The eye-shine tilted, studying the stones, studying her. “So, so full of surprises.”
“Why do you want Ellis?” she demanded.
“Why do you? He’s no longer yours. He chose to leave.”
“He was forced!” Greer protested.
The Bright-Eyed shook its head, revealing a quick glimpse of a snout, wrinkled and boxy, and thin lips flexed around a mouth full of fangs. “The sacrifice always goes with a willing heart. That has always been the way.”
“What do you do with them?”
“What don’t we?” The Bright-Eyed smiled so broadly its serrated teeth winked out of the darkness, and Greer’s heart sank.

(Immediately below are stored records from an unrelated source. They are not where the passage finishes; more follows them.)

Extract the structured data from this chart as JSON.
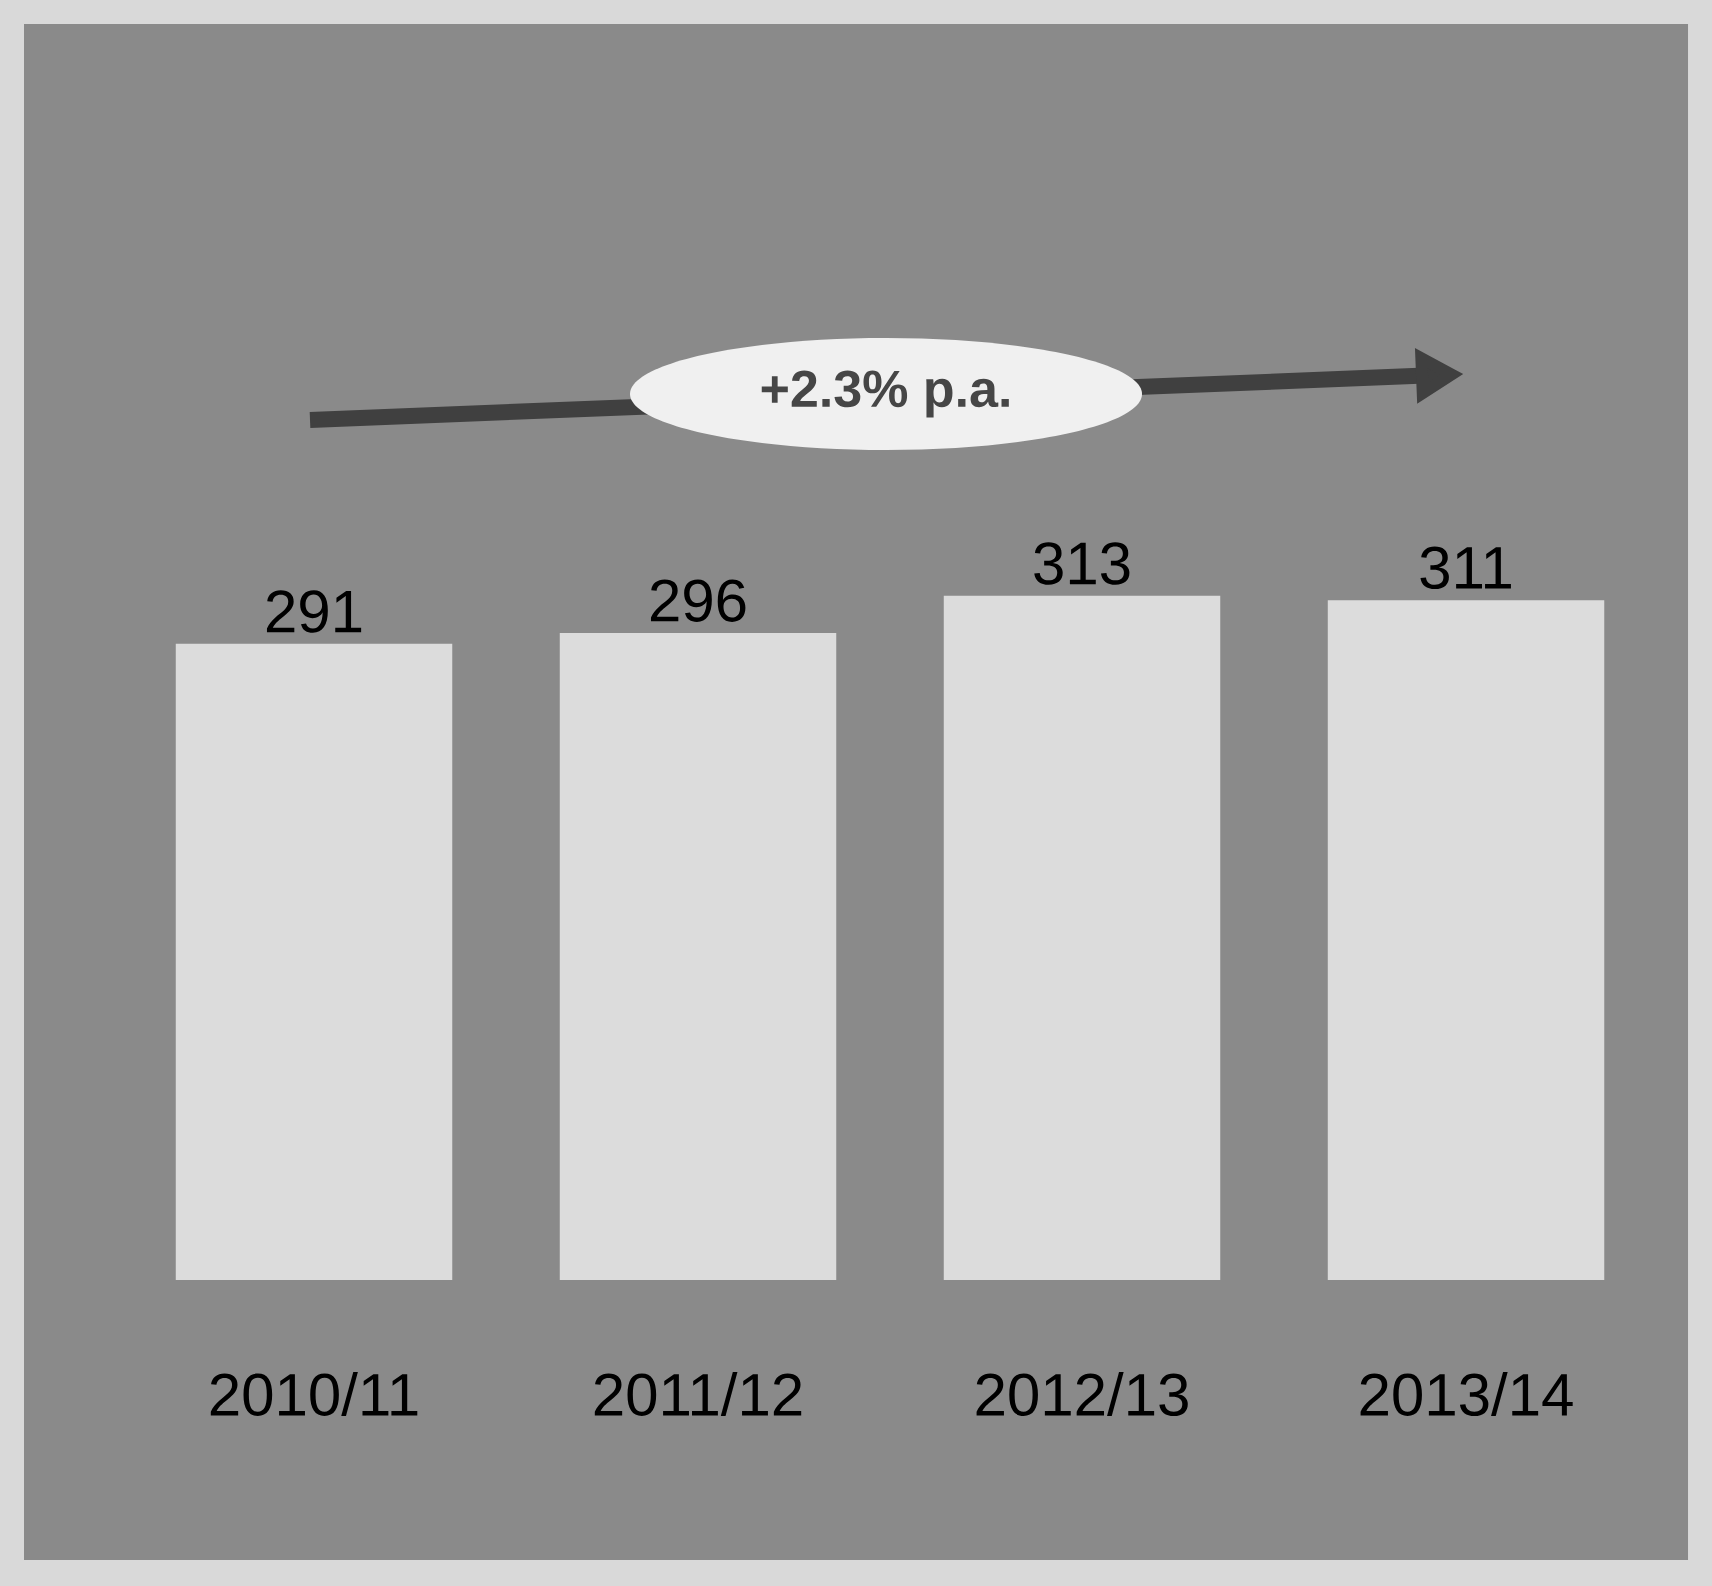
{
  "chart_data": {
    "type": "bar",
    "categories": [
      "2010/11",
      "2011/12",
      "2012/13",
      "2013/14"
    ],
    "values": [
      291,
      296,
      313,
      311
    ],
    "color": "#dcdcdc",
    "data_labels": true,
    "annotations": [
      "+2.3% p.a."
    ]
  }
}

Overhead, the clouds began to drift apart, revealing a sliver of moonlight.
From somewhere in the woods, alarmingly nearby, a familiar howl rose up, and both Greer and the monster glanced toward the sound.
The Bright-Eyed tipped back its head and let out a similar cry, eerily vulpine but somehow bigger, somehow more dangerous.
The wolf fell silent, clearly cowed.
Greer wanted to laugh. She wanted to cry.
She’d seen the damage wolves could bring. Steward Kinship’s entire line of sled dogs had been torn to pieces by a rogue male and his mate. The sounds of the attack had haunted Greer for weeks afterward.
But this wolf, the alpha of its pack, had immediately turned tail, ceding its territory and place as top predator.
“Where is he going?” she asked, drawing back the Bright-Eyed’s attention.
“The wolf?”
“Ellis.”
“Say you do make it to my mine, what then? Do you truly believetwo puny, fragile creatures such as yourselves could really best my Gathered?”
“Yes,” she said quickly, too quickly to decide if she meant it or not.
The Bright-Eyed let out a snort of laughter, sounding stronger than before. “I hadn’t thought you’d be so humorous, little Starling. How we’ve underestimated you.”
“Yes,” she said, keeping up her wall of bravado. “You have.”